Clinical Information

Congenital adrenal hyperplasia (CAH) is a group of disorders caused by inherited defects in steroid biosynthesis, most commonly, 21-hydroxylase deficiency (approximately 90% of cases) and 11-beta hydroxylase deficiency (approximately 5% of cases). The overall incidence of CAH due to 21-hydroxylase deficiency is approximately 1 in 15,000 live births. Individuals with CAH may present with life-threatening salt-wasting crises in the newborn period and incorrect sex assignment of virilized females, which occurs due to in utero exposure to reduced glucocorticoids and mineralocorticoids and elevated 17-hydroxyprogesterone (17-OHP) and androgens. Hormone replacement therapy, when initiated early, results in a significant reduction in morbidity and mortality. Therefore, newborn screening for CAH is desirable and has been implemented in all 50 states.
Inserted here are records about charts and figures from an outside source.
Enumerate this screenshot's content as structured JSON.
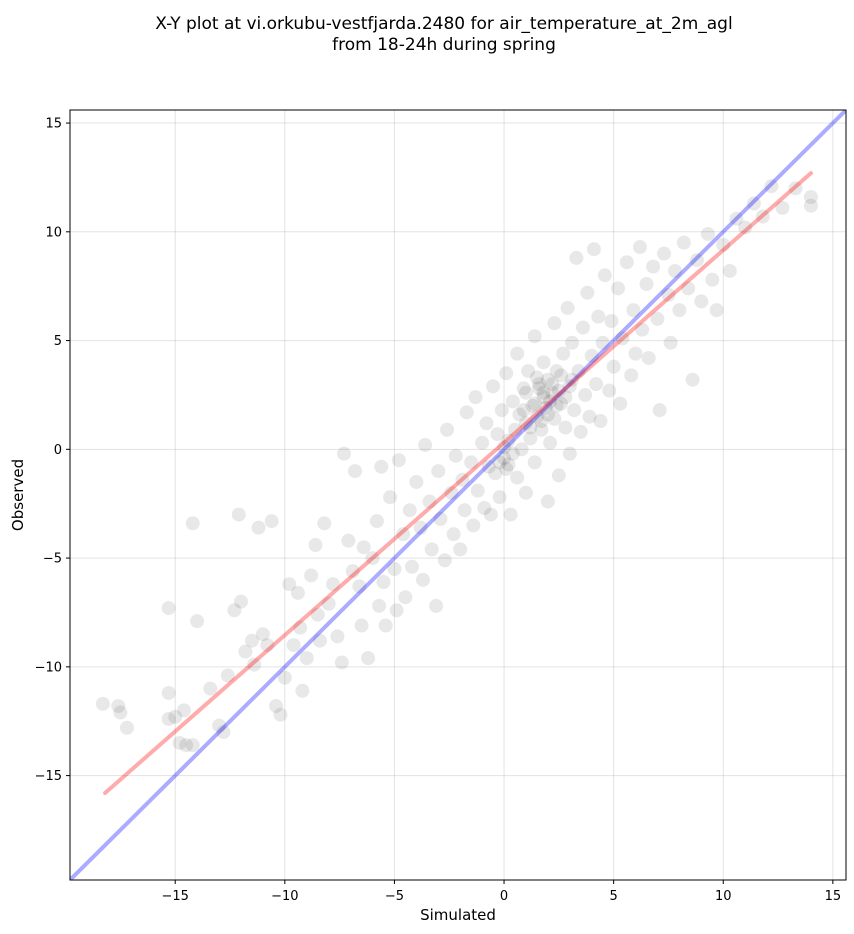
{
  "chart_data": {
    "type": "scatter",
    "title": "X-Y plot at vi.orkubu-vestfjarda.2480 for air_temperature_at_2m_agl",
    "subtitle": "from 18-24h during spring",
    "xlabel": "Simulated",
    "ylabel": "Observed",
    "xlim": [
      -19.8,
      15.6
    ],
    "ylim": [
      -19.8,
      15.6
    ],
    "xticks": [
      -15,
      -10,
      -5,
      0,
      5,
      10,
      15
    ],
    "yticks": [
      -15,
      -10,
      -5,
      0,
      5,
      10,
      15
    ],
    "grid": true,
    "colors": {
      "points": "#000000",
      "fit_line": "#ff0000",
      "identity_line": "#0000ff"
    },
    "fit_line": {
      "x": [
        -18.2,
        14.0
      ],
      "y": [
        -15.8,
        12.7
      ]
    },
    "identity_line": {
      "x": [
        -19.8,
        15.6
      ],
      "y": [
        -19.8,
        15.6
      ]
    },
    "points": [
      [
        -18.3,
        -11.7
      ],
      [
        -17.6,
        -11.8
      ],
      [
        -17.5,
        -12.1
      ],
      [
        -17.2,
        -12.8
      ],
      [
        -15.3,
        -7.3
      ],
      [
        -15.3,
        -11.2
      ],
      [
        -15.3,
        -12.4
      ],
      [
        -15.0,
        -12.3
      ],
      [
        -14.8,
        -13.5
      ],
      [
        -14.6,
        -12.0
      ],
      [
        -14.5,
        -13.6
      ],
      [
        -14.2,
        -13.6
      ],
      [
        -14.2,
        -3.4
      ],
      [
        -14.0,
        -7.9
      ],
      [
        -13.4,
        -11.0
      ],
      [
        -13.0,
        -12.7
      ],
      [
        -12.8,
        -13.0
      ],
      [
        -12.6,
        -10.4
      ],
      [
        -12.3,
        -7.4
      ],
      [
        -12.1,
        -3.0
      ],
      [
        -12.0,
        -7.0
      ],
      [
        -11.8,
        -9.3
      ],
      [
        -11.5,
        -8.8
      ],
      [
        -11.4,
        -9.9
      ],
      [
        -11.2,
        -3.6
      ],
      [
        -11.0,
        -8.5
      ],
      [
        -10.8,
        -9.0
      ],
      [
        -10.6,
        -3.3
      ],
      [
        -10.4,
        -11.8
      ],
      [
        -10.2,
        -12.2
      ],
      [
        -10.0,
        -10.5
      ],
      [
        -9.8,
        -6.2
      ],
      [
        -9.6,
        -9.0
      ],
      [
        -9.4,
        -6.6
      ],
      [
        -9.3,
        -8.2
      ],
      [
        -9.2,
        -11.1
      ],
      [
        -9.0,
        -9.6
      ],
      [
        -8.8,
        -5.8
      ],
      [
        -8.6,
        -4.4
      ],
      [
        -8.5,
        -7.6
      ],
      [
        -8.4,
        -8.8
      ],
      [
        -8.2,
        -3.4
      ],
      [
        -8.0,
        -7.1
      ],
      [
        -7.8,
        -6.2
      ],
      [
        -7.6,
        -8.6
      ],
      [
        -7.4,
        -9.8
      ],
      [
        -7.3,
        -0.2
      ],
      [
        -7.1,
        -4.2
      ],
      [
        -6.9,
        -5.6
      ],
      [
        -6.8,
        -1.0
      ],
      [
        -6.6,
        -6.3
      ],
      [
        -6.5,
        -8.1
      ],
      [
        -6.4,
        -4.5
      ],
      [
        -6.2,
        -9.6
      ],
      [
        -6.0,
        -5.0
      ],
      [
        -5.8,
        -3.3
      ],
      [
        -5.7,
        -7.2
      ],
      [
        -5.6,
        -0.8
      ],
      [
        -5.5,
        -6.1
      ],
      [
        -5.4,
        -8.1
      ],
      [
        -5.2,
        -2.2
      ],
      [
        -5.0,
        -5.5
      ],
      [
        -4.9,
        -7.4
      ],
      [
        -4.8,
        -0.5
      ],
      [
        -4.6,
        -3.9
      ],
      [
        -4.5,
        -6.8
      ],
      [
        -4.3,
        -2.8
      ],
      [
        -4.2,
        -5.4
      ],
      [
        -4.0,
        -1.5
      ],
      [
        -3.8,
        -3.6
      ],
      [
        -3.7,
        -6.0
      ],
      [
        -3.6,
        0.2
      ],
      [
        -3.4,
        -2.4
      ],
      [
        -3.3,
        -4.6
      ],
      [
        -3.1,
        -7.2
      ],
      [
        -3.0,
        -1.0
      ],
      [
        -2.9,
        -3.2
      ],
      [
        -2.7,
        -5.1
      ],
      [
        -2.6,
        0.9
      ],
      [
        -2.4,
        -2.0
      ],
      [
        -2.3,
        -3.9
      ],
      [
        -2.2,
        -0.3
      ],
      [
        -2.0,
        -4.6
      ],
      [
        -1.9,
        -1.4
      ],
      [
        -1.8,
        -2.8
      ],
      [
        -1.7,
        1.7
      ],
      [
        -1.5,
        -0.6
      ],
      [
        -1.4,
        -3.5
      ],
      [
        -1.3,
        2.4
      ],
      [
        -1.2,
        -1.9
      ],
      [
        -1.0,
        0.3
      ],
      [
        -0.9,
        -2.7
      ],
      [
        -0.8,
        1.2
      ],
      [
        -0.7,
        -0.8
      ],
      [
        -0.6,
        -3.0
      ],
      [
        -0.5,
        2.9
      ],
      [
        -0.4,
        -1.1
      ],
      [
        -0.3,
        0.7
      ],
      [
        -0.2,
        -2.2
      ],
      [
        -0.1,
        1.8
      ],
      [
        0.0,
        -0.4
      ],
      [
        0.1,
        3.5
      ],
      [
        0.1,
        -0.9
      ],
      [
        0.2,
        0.4
      ],
      [
        0.3,
        -3.0
      ],
      [
        0.4,
        2.2
      ],
      [
        0.5,
        0.9
      ],
      [
        0.6,
        4.4
      ],
      [
        0.6,
        -1.3
      ],
      [
        0.7,
        1.6
      ],
      [
        0.8,
        0.0
      ],
      [
        0.9,
        2.8
      ],
      [
        1.0,
        -2.0
      ],
      [
        1.0,
        1.2
      ],
      [
        1.1,
        3.6
      ],
      [
        1.2,
        0.5
      ],
      [
        1.3,
        2.0
      ],
      [
        1.4,
        5.2
      ],
      [
        1.4,
        -0.6
      ],
      [
        1.5,
        1.5
      ],
      [
        1.6,
        3.0
      ],
      [
        1.7,
        0.9
      ],
      [
        1.8,
        2.4
      ],
      [
        1.8,
        4.0
      ],
      [
        1.9,
        1.9
      ],
      [
        2.0,
        -2.4
      ],
      [
        2.0,
        3.2
      ],
      [
        2.1,
        0.3
      ],
      [
        2.2,
        2.6
      ],
      [
        2.3,
        5.8
      ],
      [
        2.3,
        1.4
      ],
      [
        2.4,
        3.6
      ],
      [
        2.5,
        -1.2
      ],
      [
        2.6,
        2.1
      ],
      [
        2.7,
        4.4
      ],
      [
        2.8,
        1.0
      ],
      [
        2.9,
        6.5
      ],
      [
        3.0,
        2.9
      ],
      [
        3.0,
        -0.2
      ],
      [
        3.1,
        4.9
      ],
      [
        3.2,
        1.8
      ],
      [
        3.3,
        8.8
      ],
      [
        3.4,
        3.6
      ],
      [
        3.5,
        0.8
      ],
      [
        3.6,
        5.6
      ],
      [
        3.7,
        2.5
      ],
      [
        3.8,
        7.2
      ],
      [
        3.9,
        1.5
      ],
      [
        4.0,
        4.3
      ],
      [
        4.1,
        9.2
      ],
      [
        4.2,
        3.0
      ],
      [
        4.3,
        6.1
      ],
      [
        4.4,
        1.3
      ],
      [
        4.5,
        4.9
      ],
      [
        4.6,
        8.0
      ],
      [
        4.8,
        2.7
      ],
      [
        4.9,
        5.9
      ],
      [
        5.0,
        3.8
      ],
      [
        5.2,
        7.4
      ],
      [
        5.3,
        2.1
      ],
      [
        5.4,
        5.1
      ],
      [
        5.6,
        8.6
      ],
      [
        5.8,
        3.4
      ],
      [
        5.9,
        6.4
      ],
      [
        6.0,
        4.4
      ],
      [
        6.2,
        9.3
      ],
      [
        6.3,
        5.5
      ],
      [
        6.5,
        7.6
      ],
      [
        6.6,
        4.2
      ],
      [
        6.8,
        8.4
      ],
      [
        7.0,
        6.0
      ],
      [
        7.1,
        1.8
      ],
      [
        7.3,
        9.0
      ],
      [
        7.5,
        7.1
      ],
      [
        7.6,
        4.9
      ],
      [
        7.8,
        8.2
      ],
      [
        8.0,
        6.4
      ],
      [
        8.2,
        9.5
      ],
      [
        8.4,
        7.4
      ],
      [
        8.6,
        3.2
      ],
      [
        8.8,
        8.7
      ],
      [
        9.0,
        6.8
      ],
      [
        9.3,
        9.9
      ],
      [
        9.5,
        7.8
      ],
      [
        9.7,
        6.4
      ],
      [
        10.0,
        9.4
      ],
      [
        10.3,
        8.2
      ],
      [
        10.6,
        10.6
      ],
      [
        11.0,
        10.2
      ],
      [
        11.4,
        11.3
      ],
      [
        11.8,
        10.7
      ],
      [
        12.2,
        12.1
      ],
      [
        12.7,
        11.1
      ],
      [
        13.3,
        12.0
      ],
      [
        14.0,
        11.6
      ],
      [
        14.0,
        11.2
      ],
      [
        1.4,
        2.1
      ],
      [
        1.6,
        2.8
      ],
      [
        2.0,
        1.6
      ],
      [
        2.2,
        3.0
      ],
      [
        1.8,
        2.6
      ],
      [
        2.4,
        2.0
      ],
      [
        1.2,
        1.0
      ],
      [
        0.9,
        1.8
      ],
      [
        2.6,
        3.4
      ],
      [
        2.8,
        2.4
      ],
      [
        1.5,
        3.3
      ],
      [
        0.2,
        -0.7
      ],
      [
        0.0,
        0.1
      ],
      [
        -0.2,
        -0.6
      ],
      [
        0.4,
        -0.2
      ],
      [
        1.0,
        2.6
      ],
      [
        1.7,
        1.3
      ],
      [
        2.1,
        2.2
      ],
      [
        2.5,
        2.7
      ],
      [
        3.1,
        3.2
      ]
    ]
  }
}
Immunoassays are typically used to quantify 17-OHP as a marker for CAH in the newborn screen setting. However, these immunoassays are hampered by cross-reactivity of the antibodies with other steroids, yielding a high rate of false-positive results. Tandem mass spectrometry allows for the simultaneous specific determination of 17-OHP and other steroids, such as androstenedione, cortisol, 11-deoxycortisol, and 21-deoxycortisol. Application of this technology to the determination of steroids in newborn blood spots significantly enhances the correct identification of patients with CAH and reduces the number of false-positive screening results when implemented as a second-tier analysis performed prior to reporting of initial newborn screen results.